D - Tom e perspectivas da Carta
Bento XVI, com inspiração espiritual e uma linguagem eminentemente
pastoral, dirige-se a toda a Igreja que está na China. A sua intenção não é a de
criar situações de atrito com pessoas ou com grupos particulares: ele, mesmo
quando exprime observações sobre algumas situações críticas, fá-lo com muita
compreensão pelos aspectos contingentes e pelas pessoas envolvidas, embora
recordando com extrema clareza os princípios teológicos. O Papa deseja convidar
a Igreja a uma fidelidade mais profunda a Jesus Cristo e lembra a todos os
católicos chineses a missão de serem evangelizadores no actual contexto concreto
do seu País.
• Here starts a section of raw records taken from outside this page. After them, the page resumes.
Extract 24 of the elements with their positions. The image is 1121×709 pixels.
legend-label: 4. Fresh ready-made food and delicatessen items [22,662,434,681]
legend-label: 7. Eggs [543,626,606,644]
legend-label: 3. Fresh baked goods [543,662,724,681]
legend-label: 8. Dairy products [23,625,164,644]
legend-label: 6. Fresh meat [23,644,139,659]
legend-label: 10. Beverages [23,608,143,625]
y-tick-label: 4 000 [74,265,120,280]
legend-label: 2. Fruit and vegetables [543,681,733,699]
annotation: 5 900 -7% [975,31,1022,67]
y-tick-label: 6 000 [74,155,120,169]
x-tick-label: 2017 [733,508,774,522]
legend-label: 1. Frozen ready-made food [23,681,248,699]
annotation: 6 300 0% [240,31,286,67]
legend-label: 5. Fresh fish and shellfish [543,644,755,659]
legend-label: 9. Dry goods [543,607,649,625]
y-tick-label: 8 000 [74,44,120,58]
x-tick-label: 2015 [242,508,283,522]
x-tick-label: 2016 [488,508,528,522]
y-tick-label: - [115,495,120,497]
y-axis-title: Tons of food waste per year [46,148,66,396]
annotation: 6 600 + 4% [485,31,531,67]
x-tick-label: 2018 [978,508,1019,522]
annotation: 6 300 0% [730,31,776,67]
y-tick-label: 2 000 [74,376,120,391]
O Santo Padre considera com respeito e profunda simpatia a história
antiga e recente do grande Povo chinês e mostra-se, uma vez mais, disponível
para o diálogo com as Autoridades chinesas, ciente de que a normalização da vida
da Igreja na China pressupõe um diálogo franco, aberto e construtivo com as
mesmas. Além disso, Bento XVI, tal como o seu Predecessor, João Paulo II, está
firmemente convencido de que tal normalização oferecerá uma incomparável
contribuição para a paz no mundo, criando assim um ladrilho insubstituível no
grande mosaico da convivência pacífica entre os povos.